Prawo i Sprawiedliwość żyje w dobrej komitywie z lwią częścią polskiego kleru. Nie ma co się dziwić – księża są traktowani w Polsce wyjątkowo, mogąc liczyć na masę przywilejów, jakich nie mają inni. Niektórzy z duchownych są na tyle wdzięczni, iż zachwycają się rządem w szczególny sposób. Udowadnia to nagranie z Oleśnicy, gdzie płomienną laudację na cześć władzy wygłosił kanonik Tadeusz Faryś.

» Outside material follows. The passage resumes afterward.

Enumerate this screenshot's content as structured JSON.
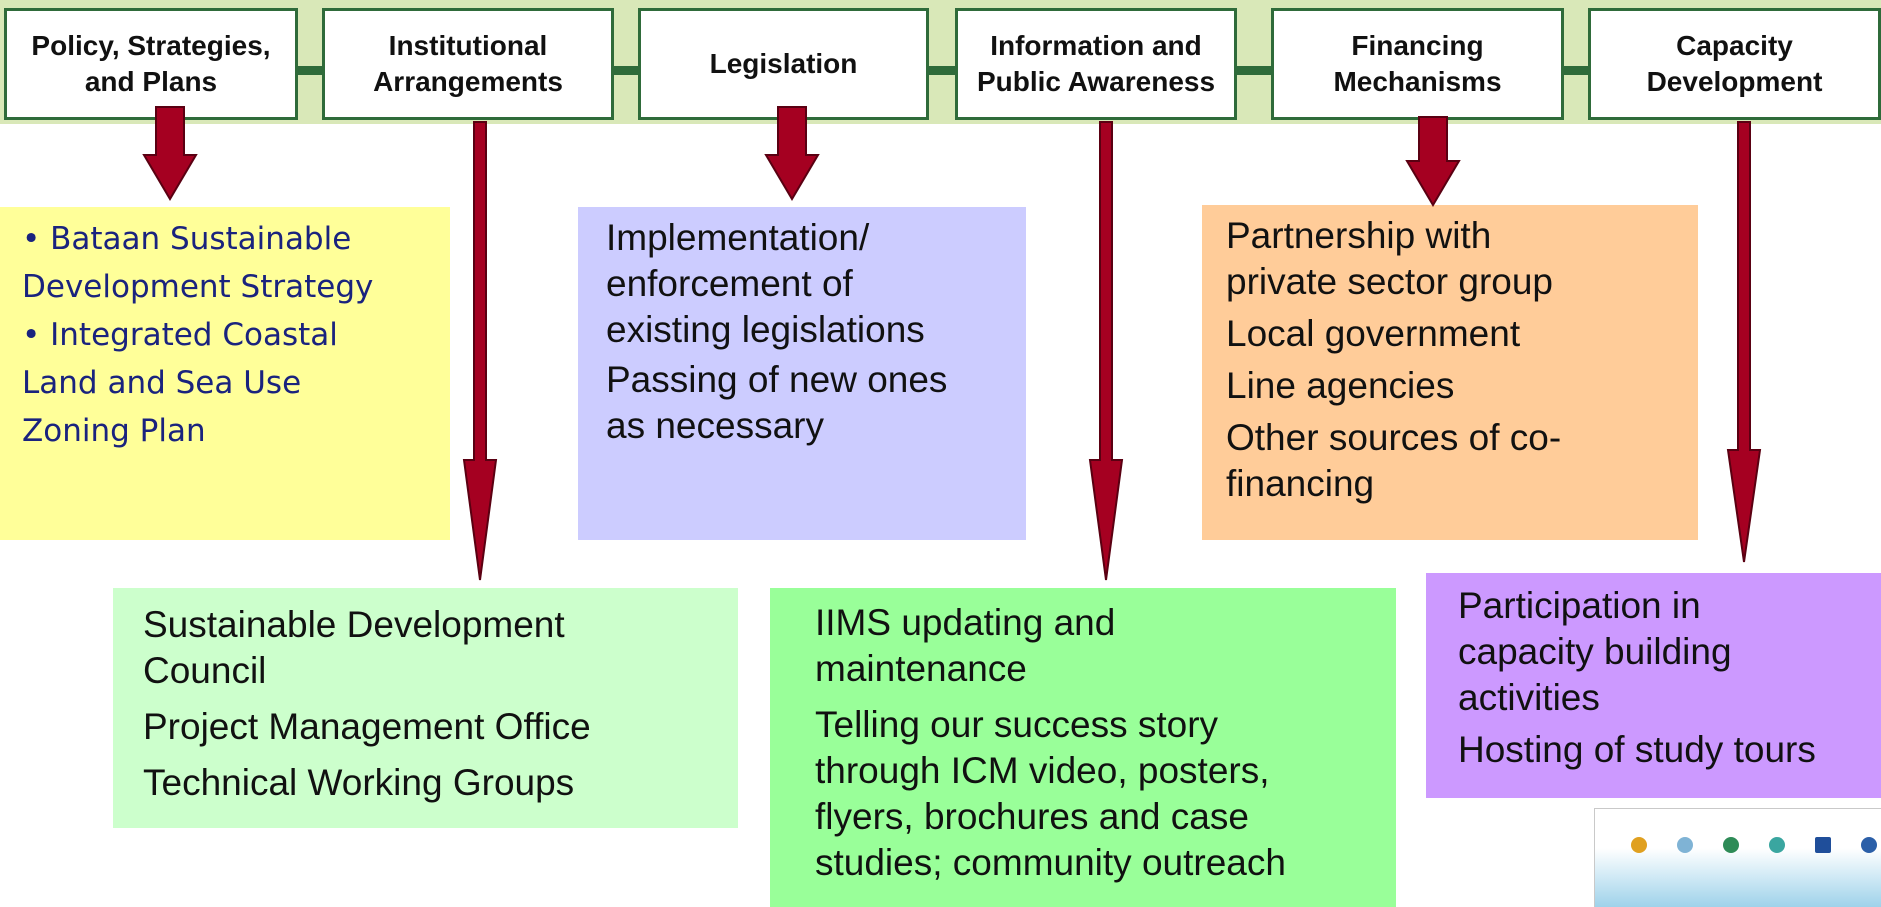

Kler jest jedną z najbardziej uprzywilejowanych grup społecznych nad Wisłą. Udowadniają to np. ustawy o handlu ziemią, z której wyłączono Kościół, czy też specjalne traktowanie podczas pandemii. Głośnym echem medialnym odbił się również temat setek milionów złotych dla fundacji Tadeusza Rydzyka. Znane są liczne przykłady, kiedy kapłani okazują ostentacyjne poparcie dla rządu choćby w trakcie mszy i publicznych przemówień.
Kapłan Tadeusz Faryś był gościem w trakcie niedzielnego spotkania opłatkowo-noworocznego klubu Prawa i Sprawiedliwości, jakie miało miejsce w Zamku Książęcym w Oleśnicy. Przyszykowano dla niego honorowe miejsce i zezwolono na zabranie głosu. Na uroczystości nie zabrakło m.in. Anny Zalewskiej i Beaty Kempy. Bohater tego tekstu nie żałował ciepłych słów ekipie z Nowogrodzkiej, co uchwycił portal MojaOlesnica.pl. – Prawo i Sprawiedliwość, to są święte słowa! Niech nas niosą, to są skrzydła! To wielkość! To program, no z nieba nam spadł! Chcę was tu prosić… Zaraz, może zanim poproszę. Bądźmy dumni. Bądźmy dumni z naszego prezesa Jarosława Kaczyńskiego! Bądźmy dumni! – prawił do zgromadzonych.